There is no support for message-passing in TBB. During the design of TBB, we investigated many different approaches. What we settled on, largely inspired by Cilk, is an approach that yield good cache locality, good space bounds, load balancing, full support for nested parallelism, and could be implemented efficiently as a pure C++ library. Message passing, though definitely useful in some contexts, did not have all the properties we were looking for.
That's not meant to disparage message-passing. A language like Erlang that has compiler support for message passing can do it very well. And MPI's message passing is certainly appropriate for writing programs that run on distributed-memory machines, albeit at some cost in programmer labor.
Master-worker is generally not scalable, because eventually the number of workers outstrips the ability of the master to direct/feed them. I usualy recommend hierarchical structures in such situations. But sometimes master-worker suffices and is easy to program. There's no one true way to do parallel programming.
Since TBB does not support all possible parallel programming paradigms, we did go to some effort to make it interoperate reasonably with native threads on each platform. So you can certainly mix TBB and native threads. Appendix B of the Tutorial describes how to do. Basically, the requirement is that the native threadhas to have an activetask_scheduler_init object while it is running a TBB algorithm.

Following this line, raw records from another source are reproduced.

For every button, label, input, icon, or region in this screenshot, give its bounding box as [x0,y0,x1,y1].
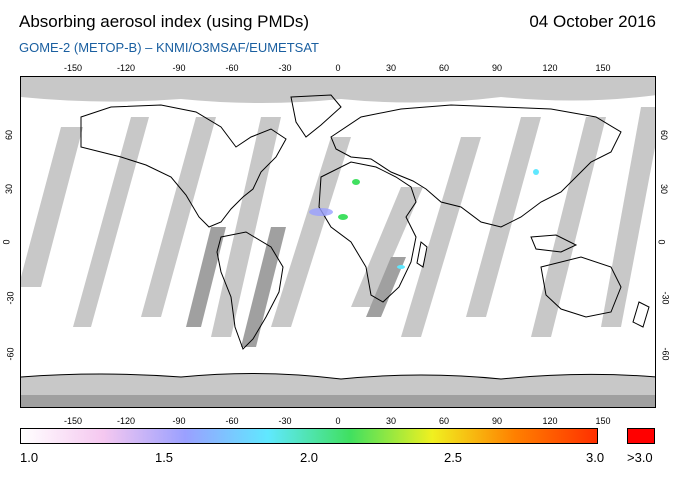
swath-gaps [21,107,655,337]
colorbar-label: 1.5 [154,450,174,465]
colorbar-label: 1.0 [20,450,39,465]
lon-tick-bottom: -150 [63,416,83,426]
lon-tick-top: 0 [335,63,341,73]
lon-tick-bottom: -30 [278,416,292,426]
lat-tick-left: -30 [5,291,16,305]
lon-tick-bottom: 120 [542,416,558,426]
eurasia [330,104,622,228]
swath-gaps-dark [186,227,406,347]
lon-tick-top: 30 [385,63,397,73]
lat-tick-right: -60 [660,347,671,361]
new-zealand [632,301,650,328]
lon-tick-top: 150 [595,63,611,73]
arctic-no-data [21,77,655,103]
lon-tick-bottom: -120 [116,416,136,426]
greenland [290,94,342,138]
lat-tick-right: -30 [660,291,671,305]
colorbar-label: 2.5 [443,450,463,465]
lon-tick-bottom: 60 [438,416,450,426]
indonesia [530,234,578,253]
aerosol-hotspots [309,169,539,269]
lat-tick-left: -60 [5,347,16,361]
north-america [80,104,287,228]
africa [318,161,417,303]
lat-tick-left: 0 [1,239,12,245]
lat-tick-right: 0 [656,239,667,245]
lon-tick-bottom: 90 [491,416,503,426]
map-date: 04 October 2016 [529,12,656,31]
lon-tick-bottom: -60 [225,416,239,426]
map-title: Absorbing aerosol index (using PMDs) [19,12,310,31]
lon-tick-top: -60 [225,63,239,73]
colorbar-max-label: >3.0 [627,450,653,465]
lon-tick-top: -150 [63,63,83,73]
lat-tick-right: 30 [659,183,670,195]
colorbar-max-swatch [627,428,655,444]
lon-tick-top: 120 [542,63,558,73]
colorbar-label: 3.0 [586,450,605,465]
antarctic-dark [21,395,655,407]
madagascar [416,241,428,268]
colorbar-label: 2.0 [299,450,319,465]
south-america [216,231,284,350]
australia [540,256,622,318]
lon-tick-top: -90 [172,63,186,73]
coastlines [21,94,655,380]
map-subtitle: GOME-2 (METOP-B) – KNMI/O3MSAF/EUMETSAT [19,40,319,55]
lat-tick-right: 60 [659,129,670,141]
lat-tick-left: 30 [4,183,15,195]
lon-tick-bottom: 30 [385,416,397,426]
antarctica [21,372,655,380]
map-svg [21,77,655,407]
lon-tick-top: 60 [438,63,450,73]
lon-tick-top: 90 [491,63,503,73]
lon-tick-bottom: 150 [595,416,611,426]
lon-tick-top: -120 [116,63,136,73]
lon-tick-top: -30 [278,63,292,73]
aerosol-map [20,76,656,408]
lat-tick-left: 60 [4,129,15,141]
lon-tick-bottom: 0 [335,416,341,426]
lon-tick-bottom: -90 [172,416,186,426]
colorbar-gradient [20,428,598,444]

If there is some higher-level way to express your pattern than "master-worker", and it seems like a generally useful pattern, perhaps there is a way we could add the pattern to TBB. What's the general nature of your algorithm?
- Arch Robison
It might help to stud the sequential version of the program. Another nice property of TBB is that there is that a TBB program can be run sequentially (e.g. consumer-producer programs require parallelism, which can be a bummer to debug). How would the tasks be sequenced in a sequential version of your program? If you can split the sequential execution, or a part thereof, into two independent parts, that might reveal a divide and conquer approach. Part of the advantage of divide and conquer is, when a Cilk/TBB style scheduler is used, that all the potential parallelism is not turned loose all at once. That tends to swamp a machine. Instead, the parallel depth-first execution tends to create just enough parallelism to keep the machine busy.
As far as loops being in different files, maybe there's a way to build some kind of registery of them at startup time? One way to approach it is to ask how does the sequential version know which loops to invoke when?